The nation in brief

Officials work on the beach as the fishing vessel Paloma remains stuck in the breakers of Ocean Beach in San Francisco, Monday, Aug. 4, 2014. Crews suspended an hourslong air and sea search for a captain who may have abandoned his fishing boat when it got stranded off a San Francisco beach. The Coast Guard called off its search shortly before noon Monday.  (AP Photo/San Francisco Examiner, Nathaniel Y. Downes)
Officials work on the beach as the fishing vessel Paloma remains stuck in the breakers of Ocean Beach in San Francisco, Monday, Aug. 4, 2014. Crews suspended an hourslong air and sea search for a captain who may have abandoned his fishing boat when it got stranded off a San Francisco beach. The Coast Guard called off its search shortly before noon Monday. (AP Photo/San Francisco Examiner, Nathaniel Y. Downes)

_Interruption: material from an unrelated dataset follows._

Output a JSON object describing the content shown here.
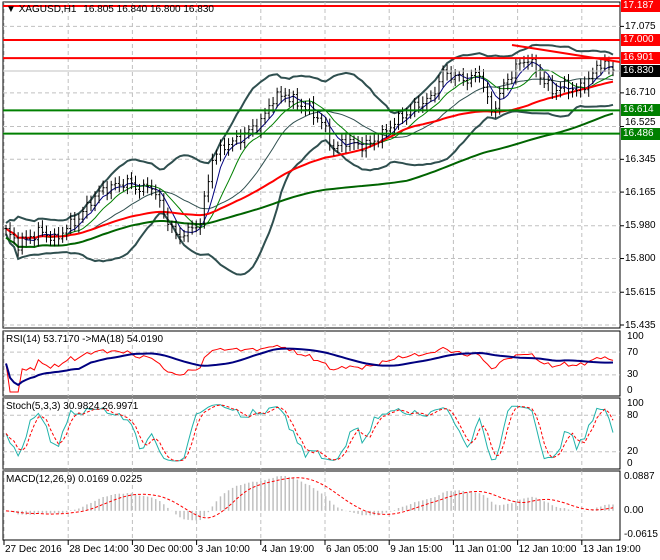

Government to close 3 alien shelters

WASHINGTON -- The government said Monday that it will soon close three emergency shelters it established at U.S. military bases to temporarily house children caught crossing the Mexican border alone. It said fewer children were being caught and other shelters will be adequate.

A shelter in Oklahoma at Fort Sill is expected to close as early as Friday, the Health and Human Services Department said. Shelters in Texas at Joint Base San Antonio-Lackland and in California at Naval Base Ventura County-Port Hueneme will wrap up operations in the next two to eight weeks, agency spokesman Kenneth Wolfe said. About 7,700 children had been housed at the three military bases since shelters there opened in May and early June.

Since Oct. 1 more than 57,000 unaccompanied children, mostly from Honduras, El Salvador and Guatemala, have been caught crossing the Mexican border illegally.

A 2008 law requires that unaccompanied child aliens from countries that don't border the United States be handed over to the Health and Human Services Department within 72 hours of being apprehended. The children are cared for by the government until they can be reunited with a relative or another sponsor in the United States while they await a deportation hearing in immigration court.

Judge in USS Cole case won't step aside

FORT MEADE, Md. -- A newly appointed military judge refused on Monday to step down from the case of the Guantanamo Bay detainee accused of orchestrating the 2000 bombing of the USS Cole in Yemen, dismissing defense arguments about possible conflicts stemming from an earlier case.

Air Force Col. Vance Spath said a 2005 case he prosecuted has no bearing on his thinking in the current case.

Defense attorney Richard Kammen spent about two hours Monday quizzing Spath about his views on matters including the 2005 death-penalty case of Senior Airman Andrew Witt. Spath was the lead prosecutor in that case, in which Witt was sentenced to death for premeditated murder in the 2004 stabbing deaths of Senior Airman Andrew Schliepsiek and his wife, Jamie, in Macon, Ga.

Government prosecutors said they were satisfied that Spath could be impartial.

Witness: Not cozy with Virginia first lady

RICHMOND, Va. -- The key prosecution witness in former Virginia Gov. Bob McDonnell's trial testified Monday that he never saw any signs the governor's marriage was crumbling and that he never had any intimate physical contact with the first lady.

A prosecutor asked Jonnie Williams about Bob and Maureen McDonnell's marriage to counter a defense attorney's assertion last week that the first lady, feeling neglected by her frequently absent husband, had developed a crush on Williams and that he had led her on.

"I didn't know she had any interest in me until this past week," Williams said on the stand.

Assistant U.S. Attorney Michael Dry asked specifically whether Williams and Maureen McDonnell had any intimate contact.

"I never had any contact with Mrs. McDonnell -- no physical contact, period," he said.

The McDonnells are charged with accepting more than $165,000 in gifts and loans from Williams, the former CEO of dietary supplements maker Star Scientific Inc., in exchange for helping promote his company's products. They could face decades in prison if convicted.

U.S. finds Rikers guards brutal on teens

NEW YORK -- The federal government said Monday the New York City Department of Correction had systematically violated the civil rights of male teenagers at Rikers Island by failing to protect them from the rampant use of unnecessary and excessive force by correction officers.

The office of Preet Bharara, the U.S. attorney in Manhattan, released its findings in a graphic 79-page report that described a "deep-seated culture of violence" against youthful inmates at Rikers, perpetrated by guards who operated with little fear of punishment.

The report, addressed to Mayor Bill de Blasio and two other senior city officials, singled out for blame a "powerful code of silence" among jail staff, along with a virtually useless system for investigating attacks by guards. The result was a "staggering" number of injuries among youthful inmates, the report said.